I think I've noticed most particularly that a house has a soul. It comes alive when a particular family lives in it and it reflects them. The house I grew up in was that way, peculiar though it was. It was built by someone in the Masons back in 1925 (there was a Masonic symbol on the front walkway with a "G" initial), but my grandparents bought it in 1944, and it passed along to my parents in 1948 after the death of my grandfather. The old place was built of coquina-shell concrete ("tabby") and had jalousy windows, no air conditioning or central heat (unless you call the old oil furnace in the living room just outside my bedroom door a form of central heat, though you couldn't feel it even on its highest setting more than two feet away). It was almost a shotgun in design and probably no more than 1000 square feet in size. The floors were wood as was the paneling in the front bedroom and living room; all the other rooms had plaster walls with a rough finish. My room was painted yellow; not exactly a masculine color.

I did my best to personalize the old place. After my dad put in new blue and white tiles in the bathroom I, while sitting on the throne one day, playing some strange adventure in my head of military glory, used a pencil to draw a radar station on the tiles. Unfortunately, when I tried to erase it after I finished, I found that the radar station refused to disappear. The house had apparently decided to keep the ghost of it, somewhat like an old tattoo on a retired sailor that is kept as a story to tell the neighbors of days gone by. I actually think the old girl kept it as a means of torturing me for defacing it, waiting for someone to discover it and give me holy hell for messing up the new tile. Never happened, though; I never figured out if my parents noticed and just decided not to bring it up (knowing I was a little bit wacky) or if it was just so small and nondescript that they never saw it.

There was an indescribable nature to the old place that resurrected itself everytime I came home, whether from school, my job at the local movie theatre, from college, law school and finally with my own family from North Florida. It just felt the same. The smell was there, slightly musty and dusty, while the mugginess of the un-air conditioned air hung around like a damp towel in a lockerroom.
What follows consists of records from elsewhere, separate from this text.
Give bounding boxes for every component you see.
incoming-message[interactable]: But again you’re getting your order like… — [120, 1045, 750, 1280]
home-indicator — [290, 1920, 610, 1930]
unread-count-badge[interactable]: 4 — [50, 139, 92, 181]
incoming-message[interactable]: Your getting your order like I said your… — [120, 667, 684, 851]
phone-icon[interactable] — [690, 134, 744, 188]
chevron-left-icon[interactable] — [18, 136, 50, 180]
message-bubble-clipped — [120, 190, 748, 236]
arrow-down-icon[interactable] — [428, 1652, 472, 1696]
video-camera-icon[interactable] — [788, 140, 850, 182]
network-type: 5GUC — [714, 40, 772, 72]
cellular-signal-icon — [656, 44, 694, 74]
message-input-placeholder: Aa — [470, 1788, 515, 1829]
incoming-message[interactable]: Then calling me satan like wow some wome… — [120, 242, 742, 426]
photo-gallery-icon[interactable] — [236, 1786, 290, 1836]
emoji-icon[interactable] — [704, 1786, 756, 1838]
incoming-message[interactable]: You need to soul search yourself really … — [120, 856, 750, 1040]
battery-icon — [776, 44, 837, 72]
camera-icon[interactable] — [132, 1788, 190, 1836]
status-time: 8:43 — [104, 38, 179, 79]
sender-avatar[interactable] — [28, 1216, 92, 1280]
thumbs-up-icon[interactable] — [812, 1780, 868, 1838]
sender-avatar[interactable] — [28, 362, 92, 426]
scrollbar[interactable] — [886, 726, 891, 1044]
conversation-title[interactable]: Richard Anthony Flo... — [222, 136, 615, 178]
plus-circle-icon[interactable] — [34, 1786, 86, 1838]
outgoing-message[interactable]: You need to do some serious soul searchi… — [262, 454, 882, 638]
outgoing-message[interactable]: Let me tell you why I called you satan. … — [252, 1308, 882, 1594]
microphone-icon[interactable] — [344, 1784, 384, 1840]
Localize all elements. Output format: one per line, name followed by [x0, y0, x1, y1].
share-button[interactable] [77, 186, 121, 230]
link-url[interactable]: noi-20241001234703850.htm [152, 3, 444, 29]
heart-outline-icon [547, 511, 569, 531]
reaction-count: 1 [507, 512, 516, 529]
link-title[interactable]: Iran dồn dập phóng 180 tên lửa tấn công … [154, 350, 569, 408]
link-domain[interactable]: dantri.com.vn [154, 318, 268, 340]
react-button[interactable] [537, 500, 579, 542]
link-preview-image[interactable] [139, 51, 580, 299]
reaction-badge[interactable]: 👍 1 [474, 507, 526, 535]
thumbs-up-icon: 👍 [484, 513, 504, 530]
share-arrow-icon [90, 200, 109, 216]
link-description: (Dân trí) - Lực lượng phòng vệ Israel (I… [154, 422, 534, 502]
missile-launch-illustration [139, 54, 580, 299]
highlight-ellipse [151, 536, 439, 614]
The ritual of walking lightly on my toes continued for years after my parents complained that I made too much noise tromping around on my heels as a child on the wooden floor (since the house floor was not a slab, any tromping on the planks would make a noise that reverberated in the tiny place), a habit that has stuck with me in every place I've lived in ever since. Whenever I walked into the old homestead in Sarasota, no matter how many years later, while my parents were there, it just was always the same.

It was the same until my father died in late 2000 and my mother moved out, later to die in a nursing home in 2002. That's when the soul of the place died. It had something to do with my brother and I moving all the furniture out, mostly to a dumpster, and seeing the bare walls, empty of pictures and awards (mostly for exhibits at gem & mineral shows), hearing the sounds bouncing off the naked floors (after the remnants of ancient, dusty carpet were relegated to the dumpster) and the lack of cooking smells coming from the kitchen. The TV wasn't running, I didn't have to turn sideways to move through the hallway to avoid all the shelves holding long-forgotten artifacts and magazines collected over the years and there wasn't the odd tinkling of odds and ends of small things in mason jars and old vegetable cartons from supermarkets tapping together from the vibrations of footsteps. All the things and people that had made it our home, my home, were no longer there. The only thing that was a reminder that it had been my home, besides the memories, was the ghost of the radar station on the bathroom tile.